Do we hold the same unrealistic idealistic standard we've placed on young women and men for years on the middle aged? If being thin, flawless and vice less didn't work when you were young, how can they when you are old?

Granted, we have control of some aspects of aging. We can exercise and try and maintain a healthy diet. But genetics dictates much of what happens to our bodies. And there is only so much we can do to control our health. Since everything seems to cause cancer and it randomly attacks people, how can we avoid the ravages of it and other diseases?

We are a youth obsessed culture. And we are a fickle one. When our beautiful celebrities let us down by aging or gaining weight, we ridicule them. It doesn't matter what they have accomplished or what their spiritual state is, we hold them accountable for their facade.

You could say I'm whining because of sour grapes. I'm aging. My hair is gray. My hands are developing spots. I don't move as quickly as I used to. And my body isn't toned or chiseled. I struggled with my weight after I hit 40 and have gained and lost weight in see-saw fashion since.

I do work out regularly. I run the occasional 5K race (something I didn't start doing until after I hit 50). I have an OK diet. I don't smoke. I go to the doctor when I have to.

Am I aging well? I look in the freaking mirror and startle myself every time. But, well, I'm aging. It happens. At least in my mind, I am young.  I just try and avoid mirrors.

But, to the outside world that cannot view my mind, I am marginalized as an aging baby boomer.
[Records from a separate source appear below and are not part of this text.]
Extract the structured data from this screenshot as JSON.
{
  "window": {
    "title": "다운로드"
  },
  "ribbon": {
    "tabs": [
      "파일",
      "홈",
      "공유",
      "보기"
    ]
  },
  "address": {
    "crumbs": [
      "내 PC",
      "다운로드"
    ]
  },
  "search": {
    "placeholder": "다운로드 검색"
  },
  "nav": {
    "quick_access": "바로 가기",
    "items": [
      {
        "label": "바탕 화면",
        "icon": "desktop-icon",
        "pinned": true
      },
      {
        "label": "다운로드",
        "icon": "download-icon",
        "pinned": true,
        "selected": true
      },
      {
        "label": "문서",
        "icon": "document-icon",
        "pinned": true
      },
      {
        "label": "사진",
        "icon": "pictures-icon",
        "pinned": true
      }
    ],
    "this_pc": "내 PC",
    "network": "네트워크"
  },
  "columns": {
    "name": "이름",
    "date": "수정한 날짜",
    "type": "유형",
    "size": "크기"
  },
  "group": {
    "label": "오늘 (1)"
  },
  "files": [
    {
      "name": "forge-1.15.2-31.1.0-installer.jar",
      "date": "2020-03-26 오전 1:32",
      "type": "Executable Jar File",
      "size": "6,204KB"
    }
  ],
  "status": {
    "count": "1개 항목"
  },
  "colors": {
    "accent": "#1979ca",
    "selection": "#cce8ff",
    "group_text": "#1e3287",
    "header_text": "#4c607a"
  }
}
My gray hair and aging skin brands me as someone who doesn't matter as much as a millennial or generation Z. As I've ranted about countless times, I am invisible. The only thing that would make me more visible, especially to the young, is if I was able to wrap myself in wealth.

That's not happening.

It's not even that I would want to be young again unless I was able to hold onto my experiences (I didn't say hold onto my wisdom because age doesn't guarantee wisdom). Because I definitely like where my old head is at better than my young head was at.

But it would sure be nice not to be invisible.